United in tackling epidemic dengue
Dengue does not respect political boundaries; neither does it respect divisions of government agencies or communities. Formation of linkages among those entities is critical for success of control programmes and is consistent with the Integrated Vector Management strategy promoted by the World Health Organization (WHO). Intersectoral linkage is critical to ensure that the activities of other sectors such as urban development, agriculture or water resources do not compromise any vector control programme; instead, vector control should be an agenda of each sector. The complexity of the disease also requires concerted effort among laboratory personnel of multidisciplines, field officers, policy-makers and the community. The stakeholders are many in the control of dengue. An effective programme requires effective communications among various stakeholders, with elements of feedback and data sharing. The chain of events and measures that support surveillance, clinical management and control is not unlike a chain of links – the chain is only as strong as its weakest link.

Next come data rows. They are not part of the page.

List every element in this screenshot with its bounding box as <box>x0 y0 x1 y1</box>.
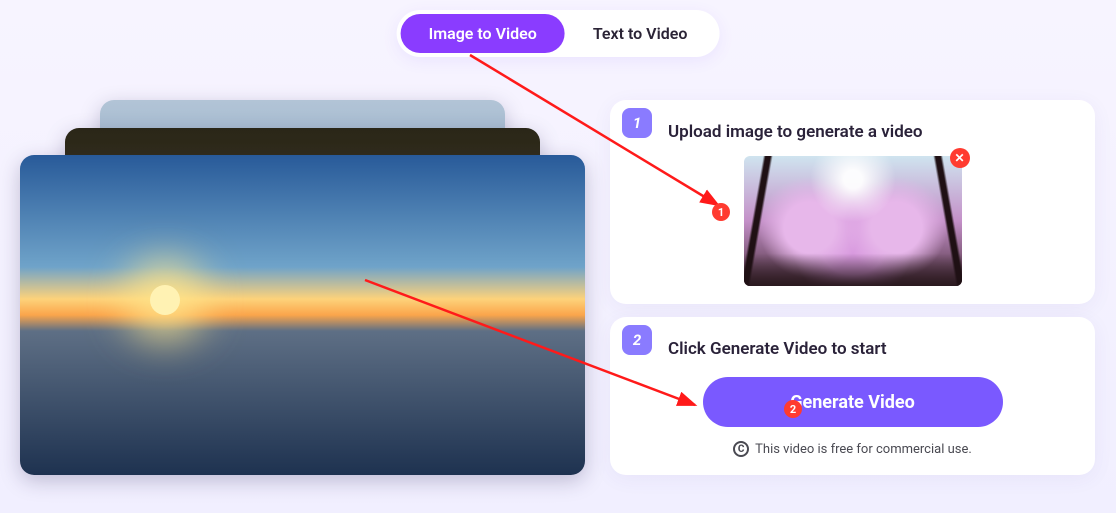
tab-image-to-video[interactable]: Image to Video <box>401 14 565 53</box>
commercial-use-text: This video is free for commercial use. <box>755 442 972 457</box>
mode-tabs: Image to Video Text to Video <box>397 10 720 57</box>
tab-text-to-video[interactable]: Text to Video <box>565 14 716 53</box>
example-image-stack <box>20 100 585 470</box>
uploaded-image-wrap: ✕ <box>744 156 962 286</box>
uploaded-image-thumbnail[interactable] <box>744 156 962 286</box>
copyright-icon: C <box>733 441 749 457</box>
step-1-badge: 1 <box>622 108 652 138</box>
step-2-badge: 2 <box>622 325 652 355</box>
step-1-title: Upload image to generate a video <box>668 122 1077 142</box>
commercial-use-note: C This video is free for commercial use. <box>628 441 1077 457</box>
step-2-title: Click Generate Video to start <box>668 339 1077 359</box>
step-2-card: 2 Click Generate Video to start Generate… <box>610 317 1095 475</box>
close-icon: ✕ <box>954 151 964 165</box>
stack-image-front <box>20 155 585 475</box>
step-1-card: 1 Upload image to generate a video ✕ <box>610 100 1095 304</box>
generate-video-label: Generate Video <box>790 392 915 413</box>
remove-image-button[interactable]: ✕ <box>950 148 970 168</box>
generate-video-button[interactable]: Generate Video <box>703 377 1003 427</box>
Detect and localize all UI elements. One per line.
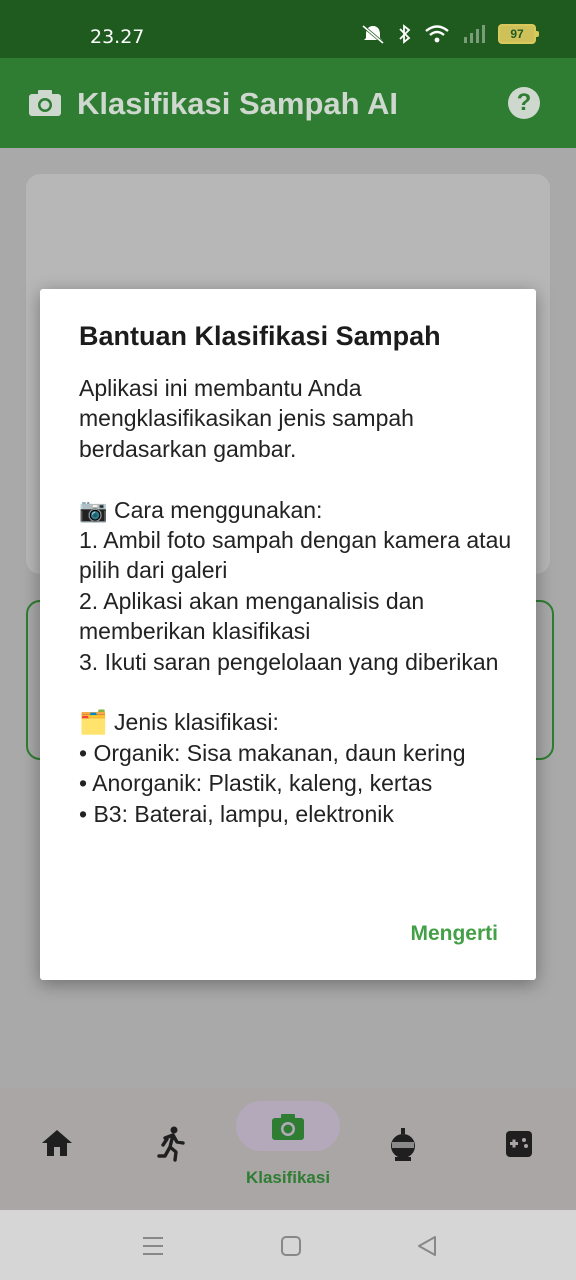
nav-item-classify[interactable] (271, 1112, 305, 1147)
app-title: Klasifikasi Sampah AI (77, 86, 399, 121)
camera-icon (28, 88, 62, 123)
nav-item-assistant[interactable] (390, 1128, 416, 1167)
nav-item-game[interactable] (505, 1130, 533, 1163)
run-icon (157, 1126, 185, 1162)
nav-item-activity[interactable] (156, 1126, 186, 1167)
status-time: 23.27 (90, 26, 145, 48)
recent-apps-icon[interactable] (142, 1236, 164, 1256)
status-bar: 23.27 97 (0, 0, 576, 58)
system-navigation (0, 1210, 576, 1280)
dialog-title: Bantuan Klasifikasi Sampah (79, 321, 441, 351)
help-icon[interactable]: ? (508, 87, 540, 119)
signal-icon (464, 25, 485, 43)
nav-label-classify: Klasifikasi (245, 1168, 331, 1187)
battery-indicator: 97 (498, 24, 539, 44)
confirm-button[interactable]: Mengerti (410, 922, 498, 946)
mute-icon (362, 24, 384, 44)
robot-icon (391, 1128, 415, 1161)
bottom-navigation: Klasifikasi (0, 1088, 576, 1210)
bluetooth-icon (399, 24, 411, 44)
camera-icon (272, 1114, 304, 1140)
dialog-body: Aplikasi ini membantu Anda mengklasifika… (79, 375, 512, 827)
nav-item-home[interactable] (40, 1128, 74, 1163)
app-bar: Klasifikasi Sampah AI ? (0, 58, 576, 148)
status-icons: 97 (360, 24, 539, 44)
home-button-icon[interactable] (280, 1235, 302, 1257)
back-icon[interactable] (416, 1235, 438, 1257)
help-dialog: Bantuan Klasifikasi Sampah Aplikasi ini … (40, 289, 536, 980)
wifi-icon (425, 25, 449, 43)
gamepad-icon (506, 1131, 532, 1157)
home-icon (42, 1130, 72, 1156)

Recognizing the importance of cross-border linkages, the Asia Pacific Dengue Partnership was formed in March 2006 to support and facilitate effective implementation of a prevention and control strategy so as to reverse the rising trend of dengue in the Asia Pacific region. Under the Partnership, Member States of the Western Pacific and South-East Asia Regions joined efforts with WHO in formulating the 2008–2015 Bi-Regional Dengue Strategic Plan, which was subsequently endorsed by the Regional Committees in September 2008, to be employed as a road map for national plans. Several activities, including the Asia-Pacific Dengue Programme Managers’ Meeting and Asia-Pacific Dengue Workshops, have been conducted to support the Plan in knowledge exchange and capacity-building.23,24 The recently updated Asia Pacific Strategy for Emerging Diseases, known as APSED (2010), provides a common strategic framework for countries and partners to work collectively to strengthen the national and regional disease surveillance and response systems and capacities, including dengue surveillance, outbreak response, clinical management and risk communications.25
Despite progress made, many challenges remain, including: standardization of classification of dengue, enhancement of cases, vector and virus surveillance, limited resources and infrastructure for surveillance and control, quality of diagnostics, limited access to good clinical care, need for more advance entomological tools and the limited research that are eventually translated to disease prevention and management. Dengue is a serious problem that is already challenging us, and it threatens to be more aggressive. More support, attention, action and synergistic collaboration among all stakeholders are urgently needed to enhance the current systems.